CPP, increase perfusion, oxygenate tissues, remove wastes and thereby lessen
swelling.[17] Since hypertension is the body's way of forcing blood into the
brain, medical professionals do not normally interfere with it when it is found in
a head injured patient.[15] When it is necessary to decrease cerebral blood flow,
MAP can be lowered using common antihypertensive agents such as calcium channel
blockers.[6]

Struggling, restlessness, and seizures can increase metabolic demands and oxygen
consumption, as well as increasing blood pressure.[18].[16] Analgesia and sedation
(particularly in the pre-hospital, ER, and intensive care setting) are used to
reduce agitation and metabolic needs of the brain, but these medications may cause
low blood pressure and other side effects.[6]. Thus if full sedation alone is
ineffective, patients may be paralyzed with drugs such as atracurium. Paralysis
allows the cerebral veins to drain more easily, but can mask signs of seizures,
and the drugs can have other harmful effects.[16] Paralysing drugs are only
introduced if patients are fully sedated (this is essentially the same as a
general anaesthetic)

Intracranial pressure can be measured continuously with intracranial transducers.

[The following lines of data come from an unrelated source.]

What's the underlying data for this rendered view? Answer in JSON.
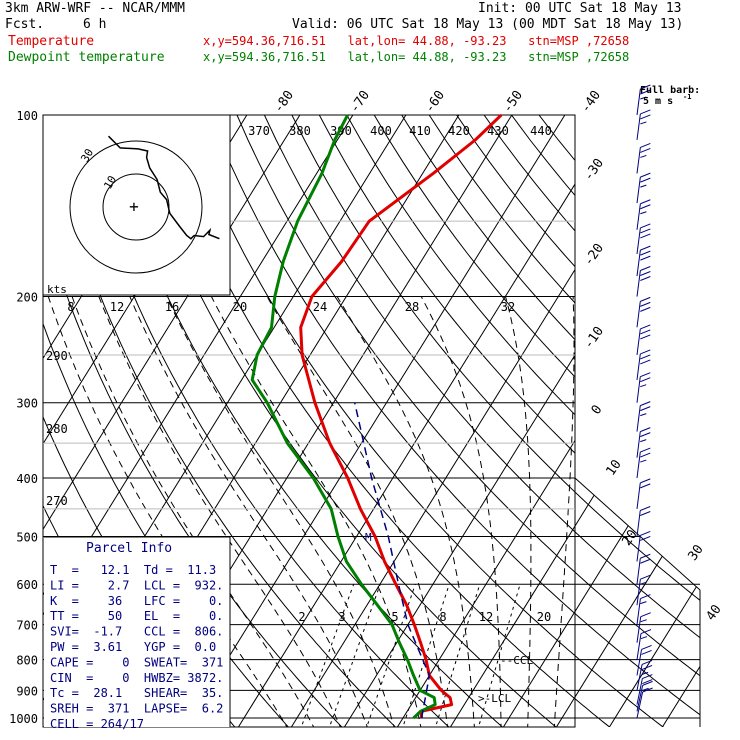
{
  "header": {
    "model": "3km ARW-WRF -- NCAR/MMM",
    "fcst_label": "Fcst.",
    "fcst_value": "6 h",
    "init": "Init: 00 UTC Sat 18 May 13",
    "valid": "Valid: 06 UTC Sat 18 May 13 (00 MDT Sat 18 May 13)",
    "temp_label": "Temperature",
    "temp_info": "x,y=594.36,716.51   lat,lon= 44.88, -93.23   stn=MSP ,72658",
    "dew_label": "Dewpoint temperature",
    "dew_info": "x,y=594.36,716.51   lat,lon= 44.88, -93.23   stn=MSP ,72658",
    "full_barb": "Full barb:",
    "full_barb_unit": "5 m s",
    "full_barb_exp": "-1"
  },
  "colors": {
    "temperature": "#e00000",
    "dewpoint": "#008000",
    "parcel": "#000080",
    "barbs": "#000080"
  },
  "chart_data": {
    "type": "line",
    "plot": "skew-t log-p",
    "pressure_levels": [
      100,
      200,
      300,
      400,
      500,
      600,
      700,
      800,
      900,
      1000
    ],
    "top_isotherm_labels": [
      "-80",
      "-70",
      "-60",
      "-50",
      "-40"
    ],
    "right_isotherm_labels": [
      "-30",
      "-20",
      "-10",
      "0",
      "10",
      "20",
      "30",
      "40"
    ],
    "theta_labels": [
      "370",
      "380",
      "390",
      "400",
      "410",
      "420",
      "430",
      "440"
    ],
    "left_theta_labels": [
      "290",
      "280",
      "270"
    ],
    "mixing_ratio_labels": [
      "2",
      "3",
      "5",
      "8",
      "12",
      "20"
    ],
    "hodograph": {
      "unit_label": "kts",
      "ring_labels": [
        "10",
        "30"
      ],
      "speed_axis_labels": [
        "8",
        "12",
        "16",
        "20",
        "24",
        "28",
        "32"
      ],
      "trace": [
        [
          -2.6,
          -6.7
        ],
        [
          -1.5,
          -5.6
        ],
        [
          0.2,
          -5.5
        ],
        [
          1.1,
          -5.3
        ],
        [
          1.0,
          -4.7
        ],
        [
          1.3,
          -3.7
        ],
        [
          2.0,
          -2.6
        ],
        [
          2.3,
          -1.4
        ],
        [
          2.9,
          -0.7
        ],
        [
          3.2,
          0.6
        ],
        [
          4.1,
          1.8
        ],
        [
          4.8,
          2.7
        ],
        [
          5.2,
          3.0
        ],
        [
          5.5,
          2.7
        ],
        [
          6.4,
          2.8
        ],
        [
          7.0,
          2.2
        ],
        [
          6.9,
          2.6
        ],
        [
          7.9,
          3.0
        ]
      ]
    },
    "series": [
      {
        "name": "Temperature",
        "points": [
          [
            1000,
            13.5
          ],
          [
            975,
            12.6
          ],
          [
            950,
            17.6
          ],
          [
            925,
            16.5
          ],
          [
            900,
            14.0
          ],
          [
            850,
            10.0
          ],
          [
            800,
            7.5
          ],
          [
            750,
            4.5
          ],
          [
            700,
            1.2
          ],
          [
            650,
            -2.5
          ],
          [
            600,
            -7.0
          ],
          [
            550,
            -11.8
          ],
          [
            500,
            -16.5
          ],
          [
            450,
            -22.5
          ],
          [
            400,
            -28.5
          ],
          [
            350,
            -36.0
          ],
          [
            300,
            -43.5
          ],
          [
            250,
            -51.5
          ],
          [
            225,
            -55.0
          ],
          [
            200,
            -56.5
          ],
          [
            175,
            -55.0
          ],
          [
            150,
            -54.5
          ],
          [
            125,
            -48.0
          ],
          [
            110,
            -44.0
          ],
          [
            100,
            -42.0
          ]
        ]
      },
      {
        "name": "Dewpoint temperature",
        "points": [
          [
            1000,
            12.0
          ],
          [
            975,
            12.5
          ],
          [
            950,
            14.5
          ],
          [
            925,
            13.5
          ],
          [
            900,
            10.0
          ],
          [
            850,
            7.0
          ],
          [
            800,
            4.0
          ],
          [
            750,
            0.5
          ],
          [
            700,
            -3.0
          ],
          [
            650,
            -8.0
          ],
          [
            600,
            -13.5
          ],
          [
            550,
            -19.0
          ],
          [
            500,
            -23.5
          ],
          [
            450,
            -28.0
          ],
          [
            400,
            -35.0
          ],
          [
            350,
            -44.0
          ],
          [
            300,
            -52.5
          ],
          [
            275,
            -58.0
          ],
          [
            250,
            -60.0
          ],
          [
            225,
            -60.5
          ],
          [
            200,
            -63.5
          ],
          [
            175,
            -66.0
          ],
          [
            150,
            -68.0
          ],
          [
            125,
            -69.0
          ],
          [
            110,
            -70.5
          ],
          [
            100,
            -71.0
          ]
        ]
      },
      {
        "name": "Parcel",
        "points": [
          [
            1000,
            13.5
          ],
          [
            850,
            10.0
          ],
          [
            700,
            0.0
          ],
          [
            600,
            -6.5
          ],
          [
            500,
            -14.0
          ],
          [
            400,
            -24.0
          ],
          [
            300,
            -36.0
          ]
        ]
      }
    ],
    "level_marks": [
      "LCL",
      "CCL"
    ],
    "parcel_marker": "M"
  },
  "parcel_info": {
    "title": "Parcel Info",
    "rows": [
      "T  =   12.1  Td =  11.3",
      "LI =    2.7  LCL =  932.",
      "K  =    36   LFC =    0.",
      "TT =    50   EL  =    0.",
      "SVI=  -1.7   CCL =  806.",
      "PW =  3.61   YGP =  0.0",
      "CAPE =    0  SWEAT=  371",
      "CIN  =    0  HWBZ= 3872.",
      "Tc =  28.1   SHEAR=  35.",
      "SREH =  371  LAPSE=  6.2",
      "CELL = 264/17"
    ]
  },
  "wind_barbs": [
    {
      "p": 100,
      "speed": 25,
      "dir": 262
    },
    {
      "p": 110,
      "speed": 25,
      "dir": 262
    },
    {
      "p": 125,
      "speed": 25,
      "dir": 262
    },
    {
      "p": 140,
      "speed": 25,
      "dir": 262
    },
    {
      "p": 155,
      "speed": 25,
      "dir": 262
    },
    {
      "p": 170,
      "speed": 30,
      "dir": 262
    },
    {
      "p": 185,
      "speed": 30,
      "dir": 262
    },
    {
      "p": 200,
      "speed": 30,
      "dir": 262
    },
    {
      "p": 225,
      "speed": 30,
      "dir": 264
    },
    {
      "p": 250,
      "speed": 30,
      "dir": 264
    },
    {
      "p": 275,
      "speed": 30,
      "dir": 264
    },
    {
      "p": 300,
      "speed": 25,
      "dir": 265
    },
    {
      "p": 335,
      "speed": 25,
      "dir": 265
    },
    {
      "p": 370,
      "speed": 25,
      "dir": 265
    },
    {
      "p": 400,
      "speed": 25,
      "dir": 265
    },
    {
      "p": 450,
      "speed": 20,
      "dir": 265
    },
    {
      "p": 500,
      "speed": 20,
      "dir": 265
    },
    {
      "p": 550,
      "speed": 20,
      "dir": 265
    },
    {
      "p": 600,
      "speed": 20,
      "dir": 264
    },
    {
      "p": 650,
      "speed": 15,
      "dir": 262
    },
    {
      "p": 700,
      "speed": 15,
      "dir": 260
    },
    {
      "p": 750,
      "speed": 15,
      "dir": 250
    },
    {
      "p": 800,
      "speed": 15,
      "dir": 240
    },
    {
      "p": 850,
      "speed": 20,
      "dir": 220
    },
    {
      "p": 900,
      "speed": 25,
      "dir": 200
    },
    {
      "p": 950,
      "speed": 20,
      "dir": 190
    },
    {
      "p": 975,
      "speed": 15,
      "dir": 180
    },
    {
      "p": 1000,
      "speed": 10,
      "dir": 180
    }
  ]
}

A catheter can be surgically inserted into one of the brain's lateral ventricles
and can be used to drain CSF (cerebrospinal fluid) in order to decrease ICP's.
This type of drain is known as an EVD (extraventricular drain).[6] In rare
situations when only small amounts of CSF are to be drained to reduce ICP's,
drainage of CSF via lumbar puncture can be used as a treatment.

Craniotomies are holes drilled in the skull to remove intracranial hematomas or


relieve pressure from parts of the brain.[6] As raised ICP's may be caused by the
presence of a mass, removal of this via craniotomy will decrease raised ICP's.

A drastic treatment for increased ICP is decompressive craniectomy, in which a


part of the skull is removed and the dura mater is expanded to allow the brain to
swell without crushing it or causing herniation.[17] The section of bone removed,
known as a bone flap, can be stored in the patient's abdomen and resited back to
complete the skull once the acute cause of raised ICP's has resolved.
Alternatively a synthetic material may be used to replace the removed bone section
(see cranioplasty)

A swollen optic nerve is a reliable sign that ICP exists.

[edit] Low ICP


Main article: Intracranial hypotension
It is also possible for the intracranial pressure to drop below normal levels,
though increased intracranial pressure is a far more common (and far more serious)
sign. The symptoms for both conditions are often the same, leading many medical
experts to believe that it is the change in pressure rather than the pressure
itself causing the above symptoms.

Main article: Spontaneous Cerebrospinal Fluid Leak


Spontaneous intracranial hypotension may occur as a result of an occult leak of
CSF into another body cavity. More commonly, decreased ICP is the result of lumbar
puncture or other medical procedures involving the brain or spinal cord. Various
medical imaging technologies exist to assist in identifying the cause of decreased
ICP. Often, the syndrome is self-limiting, especially if it is the result of a
medical procedure. If persistent intracranial hypotension is the result of a
lumbar puncture, a "blood patch" may be applied to seal the site of CSF leakage.
Various medical treatments have been proposed; only the intravenous administration
of caffeine and theophylline has shown to be particularly useful.[19]